Particle Track Reconstruction for the Large Hadron Collider:
Progress in Many-Core Parallel Computing.
Steve Lantz (CAC, Cornell)
Track finding and fitting is one of the most computationally intensive aspects of event reconstruction in particle physics. At the High-Luminosity Large Hadron Collider (HL-LHC), where tens or hundreds of events may overlap in time, "tracking" is expected to grow to become by far the dominant problem.

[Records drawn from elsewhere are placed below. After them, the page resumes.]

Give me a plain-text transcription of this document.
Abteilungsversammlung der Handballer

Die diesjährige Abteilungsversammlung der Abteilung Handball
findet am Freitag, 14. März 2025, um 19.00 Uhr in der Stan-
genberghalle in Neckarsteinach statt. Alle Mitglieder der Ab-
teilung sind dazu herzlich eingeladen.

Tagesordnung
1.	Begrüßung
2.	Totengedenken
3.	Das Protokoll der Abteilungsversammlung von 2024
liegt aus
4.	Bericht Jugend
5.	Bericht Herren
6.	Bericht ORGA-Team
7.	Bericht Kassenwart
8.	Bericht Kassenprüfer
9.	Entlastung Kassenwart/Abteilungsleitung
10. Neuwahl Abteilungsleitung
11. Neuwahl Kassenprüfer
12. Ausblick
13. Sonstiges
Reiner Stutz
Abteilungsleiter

To attain the necessary computational capacity, while staying within power and budgetary limits, it is clear that tracking methods must rely increasingly on parallelism rather than raw speed. This is because the growth trend in today's commodity processors is evidently toward many-core configurations emphasizing fine-grained, SIMD-style parallelism. At the LHC and elsewhere, the most commonly used techniques for tracking are based on the Kalman Filter: they have proven to be robust and provide high physics performance. Previously we showed how to apply Kalman filtering in parallel to large numbers of particle tracks through a particular arrangement of the data that is amenable to both vectorization and multithreading. In our ongoing work, we identify several keys to achieving large speedups on many-core parallel architectures such as the Intel Xeon Phi. For track fitting, we find it is essential to shrink and otherwise optimize the basic data structures and their movement in order to get good vector (SIMD) utilization. For track finding (the harder problem), we find we must also enhance data locality through binning, and improve load balancing by allowing threads to steal work from one another. The goal of the project is to produce an algorithm to do end-to-end track reconstruction exploiting these vectorization and parallelization techniques, first in a simplified experimental environment, and ultimately with realistic geometry and materials.